One in four children in Virginia is involved in a child support enforcement case. That means many of those children aren't getting the funds they need from a delinquent parent.
So for the last year Virginia has using cell phone records to track down these parents, and make them pay.
Valley Social Services Director, Elizabeth Middleton has seen a lot of families struggling over unpaid child support.
She says, "It's a great financial burden on the parent that does have custody and that parent is on their own to try to pay all the expenses for the children."
She says most of the support isn't paid because child support enforcement officers can't find parents dodging the bill.
"People who have gone to extreme measures to avoid their obligations to their children. [One] person left and moved to Poland and took up residence there to avoid paying child support for many, many years," says Middleton.

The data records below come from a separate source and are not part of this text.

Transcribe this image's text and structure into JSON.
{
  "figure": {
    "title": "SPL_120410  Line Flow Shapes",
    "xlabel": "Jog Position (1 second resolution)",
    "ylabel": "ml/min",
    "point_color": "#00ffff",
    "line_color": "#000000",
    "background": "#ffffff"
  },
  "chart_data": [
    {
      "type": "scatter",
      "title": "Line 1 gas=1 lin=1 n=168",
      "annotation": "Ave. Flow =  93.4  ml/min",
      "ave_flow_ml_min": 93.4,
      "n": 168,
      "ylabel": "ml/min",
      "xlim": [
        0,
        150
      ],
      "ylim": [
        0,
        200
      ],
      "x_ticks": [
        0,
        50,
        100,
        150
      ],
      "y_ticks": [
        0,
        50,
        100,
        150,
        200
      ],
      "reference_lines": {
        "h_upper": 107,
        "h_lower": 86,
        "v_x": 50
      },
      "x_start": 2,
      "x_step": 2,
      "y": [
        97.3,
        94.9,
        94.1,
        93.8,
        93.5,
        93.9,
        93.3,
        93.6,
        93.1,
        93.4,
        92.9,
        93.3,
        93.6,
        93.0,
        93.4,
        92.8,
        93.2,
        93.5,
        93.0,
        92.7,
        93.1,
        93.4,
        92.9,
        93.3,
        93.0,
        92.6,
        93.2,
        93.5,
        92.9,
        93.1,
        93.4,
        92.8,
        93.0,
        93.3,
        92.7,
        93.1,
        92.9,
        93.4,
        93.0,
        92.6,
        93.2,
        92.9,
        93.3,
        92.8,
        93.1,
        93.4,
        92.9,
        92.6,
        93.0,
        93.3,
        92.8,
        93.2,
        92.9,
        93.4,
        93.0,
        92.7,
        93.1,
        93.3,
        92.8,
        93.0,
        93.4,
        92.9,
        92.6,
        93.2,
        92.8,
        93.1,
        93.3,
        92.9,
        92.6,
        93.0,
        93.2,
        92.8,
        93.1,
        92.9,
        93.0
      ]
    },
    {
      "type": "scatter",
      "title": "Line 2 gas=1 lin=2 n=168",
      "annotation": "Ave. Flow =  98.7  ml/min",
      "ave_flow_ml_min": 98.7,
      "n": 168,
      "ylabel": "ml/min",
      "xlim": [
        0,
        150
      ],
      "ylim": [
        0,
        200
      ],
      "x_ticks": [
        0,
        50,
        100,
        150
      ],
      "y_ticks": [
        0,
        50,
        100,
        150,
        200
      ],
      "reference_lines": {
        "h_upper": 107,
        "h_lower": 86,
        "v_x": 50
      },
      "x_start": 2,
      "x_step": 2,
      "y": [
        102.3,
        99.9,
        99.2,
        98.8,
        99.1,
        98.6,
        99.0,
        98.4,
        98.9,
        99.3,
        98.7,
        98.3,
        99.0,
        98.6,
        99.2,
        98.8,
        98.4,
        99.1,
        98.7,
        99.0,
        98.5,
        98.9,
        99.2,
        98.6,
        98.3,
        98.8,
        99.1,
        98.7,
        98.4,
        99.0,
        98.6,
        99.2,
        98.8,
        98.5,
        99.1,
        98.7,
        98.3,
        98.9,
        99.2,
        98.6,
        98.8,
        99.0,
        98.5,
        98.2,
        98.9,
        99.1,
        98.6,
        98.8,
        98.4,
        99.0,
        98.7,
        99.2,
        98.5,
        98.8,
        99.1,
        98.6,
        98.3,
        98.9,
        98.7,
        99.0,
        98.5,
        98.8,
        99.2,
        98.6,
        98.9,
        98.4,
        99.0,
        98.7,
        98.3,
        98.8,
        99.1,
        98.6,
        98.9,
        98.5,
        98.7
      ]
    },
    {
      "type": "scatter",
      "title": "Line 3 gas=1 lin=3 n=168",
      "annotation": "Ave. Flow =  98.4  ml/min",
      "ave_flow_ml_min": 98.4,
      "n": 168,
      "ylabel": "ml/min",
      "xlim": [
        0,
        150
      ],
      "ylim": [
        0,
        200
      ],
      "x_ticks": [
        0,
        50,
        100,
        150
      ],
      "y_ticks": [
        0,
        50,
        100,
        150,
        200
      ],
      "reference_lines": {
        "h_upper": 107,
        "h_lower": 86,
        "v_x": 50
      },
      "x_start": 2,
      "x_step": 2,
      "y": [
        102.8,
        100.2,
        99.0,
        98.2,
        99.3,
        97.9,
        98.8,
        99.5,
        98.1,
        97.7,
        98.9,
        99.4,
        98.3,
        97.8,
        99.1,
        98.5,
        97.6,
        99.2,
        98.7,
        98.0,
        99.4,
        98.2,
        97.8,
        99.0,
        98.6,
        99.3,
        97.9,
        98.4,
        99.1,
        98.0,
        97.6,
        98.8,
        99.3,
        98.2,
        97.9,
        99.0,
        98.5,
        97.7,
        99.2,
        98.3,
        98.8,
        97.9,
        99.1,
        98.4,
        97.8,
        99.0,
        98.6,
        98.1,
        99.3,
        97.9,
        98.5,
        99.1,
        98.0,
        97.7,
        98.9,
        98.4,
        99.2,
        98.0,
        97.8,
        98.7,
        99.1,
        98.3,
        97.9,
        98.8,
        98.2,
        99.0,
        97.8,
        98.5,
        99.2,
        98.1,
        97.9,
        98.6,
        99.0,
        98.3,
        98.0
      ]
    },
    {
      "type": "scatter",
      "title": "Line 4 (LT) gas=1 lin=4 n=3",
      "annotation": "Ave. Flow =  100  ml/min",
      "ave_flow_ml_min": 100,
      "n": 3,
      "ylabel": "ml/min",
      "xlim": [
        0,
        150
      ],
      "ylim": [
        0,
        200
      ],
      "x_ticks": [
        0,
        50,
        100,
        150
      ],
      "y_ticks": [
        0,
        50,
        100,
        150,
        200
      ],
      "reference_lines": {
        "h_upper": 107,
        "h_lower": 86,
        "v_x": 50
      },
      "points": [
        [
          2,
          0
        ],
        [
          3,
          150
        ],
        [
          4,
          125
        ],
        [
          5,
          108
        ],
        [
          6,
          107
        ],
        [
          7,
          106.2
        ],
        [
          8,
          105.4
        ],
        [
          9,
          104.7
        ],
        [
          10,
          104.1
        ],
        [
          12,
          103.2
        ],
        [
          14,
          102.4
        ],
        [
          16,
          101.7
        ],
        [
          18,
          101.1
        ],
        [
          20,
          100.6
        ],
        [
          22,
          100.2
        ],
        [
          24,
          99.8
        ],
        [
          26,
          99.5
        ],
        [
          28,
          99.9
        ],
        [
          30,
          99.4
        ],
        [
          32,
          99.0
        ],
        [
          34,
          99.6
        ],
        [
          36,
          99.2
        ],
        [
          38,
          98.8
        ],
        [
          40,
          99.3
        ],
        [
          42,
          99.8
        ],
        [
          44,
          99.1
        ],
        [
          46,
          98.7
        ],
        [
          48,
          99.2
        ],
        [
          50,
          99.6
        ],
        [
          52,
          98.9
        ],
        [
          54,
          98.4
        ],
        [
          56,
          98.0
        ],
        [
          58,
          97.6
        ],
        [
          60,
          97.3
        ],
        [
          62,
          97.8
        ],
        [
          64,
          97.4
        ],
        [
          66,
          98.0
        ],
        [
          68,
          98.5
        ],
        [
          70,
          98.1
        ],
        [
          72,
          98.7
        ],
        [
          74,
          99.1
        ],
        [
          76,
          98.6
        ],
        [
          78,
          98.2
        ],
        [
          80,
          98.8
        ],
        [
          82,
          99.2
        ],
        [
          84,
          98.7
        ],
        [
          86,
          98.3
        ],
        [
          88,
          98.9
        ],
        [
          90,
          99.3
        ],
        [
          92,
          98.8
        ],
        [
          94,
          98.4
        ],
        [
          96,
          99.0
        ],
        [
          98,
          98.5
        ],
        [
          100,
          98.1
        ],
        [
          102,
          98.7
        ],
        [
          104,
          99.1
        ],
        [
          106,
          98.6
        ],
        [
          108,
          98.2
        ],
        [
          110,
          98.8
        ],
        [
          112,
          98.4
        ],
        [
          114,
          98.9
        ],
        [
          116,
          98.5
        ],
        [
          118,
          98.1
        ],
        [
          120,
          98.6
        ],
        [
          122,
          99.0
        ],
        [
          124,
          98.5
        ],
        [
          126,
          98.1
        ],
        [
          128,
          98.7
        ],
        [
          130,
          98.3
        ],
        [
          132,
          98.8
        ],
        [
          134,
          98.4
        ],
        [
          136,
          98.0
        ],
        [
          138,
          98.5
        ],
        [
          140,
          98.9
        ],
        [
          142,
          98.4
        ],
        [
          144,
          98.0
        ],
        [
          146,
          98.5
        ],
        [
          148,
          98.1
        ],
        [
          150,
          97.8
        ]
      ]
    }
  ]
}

To help with the problem, Virginia looked for a new way to track down delinquent parents. So they looked towards cell phone records because 76 percent of Americans use one.
"We went to the cell phone companies and asked them to voluntarily do that, so we used both federal and state laws that we have an issued subpoenas," says Nick Young with the Division of Child Support Enforcement.
Now a handful of those cell phone companies are cooperating. Child support enforcement officials say it’s making a big difference.
"We just sent them 268,000 records, they did a data match and they sent me back 52,000 phone numbers and addresses I didn't have," says Young.
Right now Virginia is only working with a handful of cell phone companies but as more sign on, child support officials say they'll be able to track down just about anyone.
Virginia was the first to start this kind of program. This week, officials from all over the country are meeting in Orlando, Florida to make it a national program.